Trend Micro Incorporated has published new research* revealing that persistently low IT/C-suite engagement may imperil investments and expose organizations to increased cyber risk. In Canada 93% of the IT and business decision makers surveyed expressed particular concern about ransomware attacks.

To read a full copy of the global report, please visit: https://www.trendmicro.com/explore/en_gb_trendmicro-global-risk-study

Despite widespread concern over spiralling threats, the study found that only 2-in-5 (42%) of responding IT teams discuss cyber risks with the C-suite at least weekly.

Fortunately, current investment in cyber initiatives is not critically low. Just under half (46%) of respondents claimed their organization is spending most on “cyber-attacks” to mitigate business risk. This was the most popular answer, above more typical projects like digital transformation (40%) and workforce transformation (32%). In addition, nearly half (44%) said they have recently increased investments to mitigate the risks of ransomware attacks and security breaches.

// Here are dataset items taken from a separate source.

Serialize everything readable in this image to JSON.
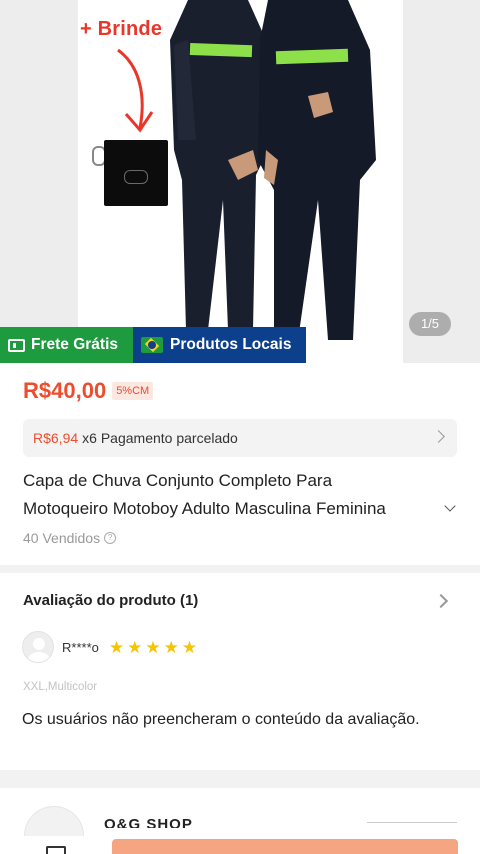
{
  "gallery": {
    "promo_label": "+ Brinde",
    "image_counter": "1/5",
    "tags": {
      "free_shipping": "Frete Grátis",
      "local_products": "Produtos Locais"
    }
  },
  "product": {
    "price": "R$40,00",
    "cashback_badge": "5%CM",
    "installment": {
      "amount": "R$6,94",
      "text": "x6 Pagamento parcelado"
    },
    "title_line1": "Capa de Chuva Conjunto Completo Para",
    "title_line2": "Motoqueiro Motoboy Adulto Masculina Feminina",
    "sold": "40 Vendidos"
  },
  "reviews": {
    "heading": "Avaliação do produto (1)",
    "items": [
      {
        "user": "R****o",
        "rating": 5,
        "variant": "XXL,Multicolor",
        "text": "Os usuários não preencheram o conteúdo da avaliação."
      }
    ]
  },
  "shop": {
    "name": "O&G SHOP"
  },
  "colors": {
    "accent": "#ee4d2d",
    "free_shipping_bg": "#1e9b3f",
    "local_bg": "#0c3f8c",
    "star": "#f7c400",
    "buy_button": "#f6a582"
  },
  "icons": {
    "free_shipping": "truck-icon",
    "local_products": "brazil-flag-icon",
    "installment_chevron": "chevron-right-icon",
    "title_expand": "chevron-down-icon",
    "sold_info": "info-icon",
    "review_chevron": "chevron-right-icon",
    "star": "star-icon",
    "bottom_chat": "chat-icon"
  }
}
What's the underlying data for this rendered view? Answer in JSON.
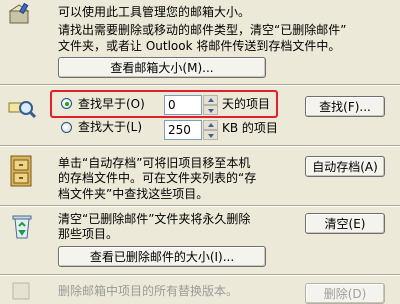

However, low C-suite engagement combined with increased investment suggests a tendency to ‘throw money’ at the problem rather than develop an understanding of the cybersecurity challenges and invest appropriately. This approach may undermine more effective strategies and risk greater financial loss. 1-out-of-2 respondents (50%) said that cyber threats were an IT problem, while just 34% found it to be an overall business risk. Less than half (40%) of respondents claimed concepts like “cyber risk” and “cyber risk management” were known extensively in their organization. Even more troubling, 8% of respondents said that their company does not assess cyber risk at all. 

Three quarters of Canadian respondents (75%) want to hold more people in the organization responsible for managing and mitigating these risks, which would help to drive an enterprise-wide culture of “security by design.” The largest group of respondents (32%) favoured holding CEOs responsible. Other non-IT roles cited by respondents included CFOs (26%) and CMOs (14%). 

The study follows previous Trend Micro Research revealing a worrying cybersecurity disconnect between business and IT leaders – perpetuated by self-censorship from cyber experts and disagreements over who is ultimately responsible.

*Trend Micro commissioned Sapio Research to interview 5321 IT and business decision makers from enterprises larger than 250 employees across 26 countries​.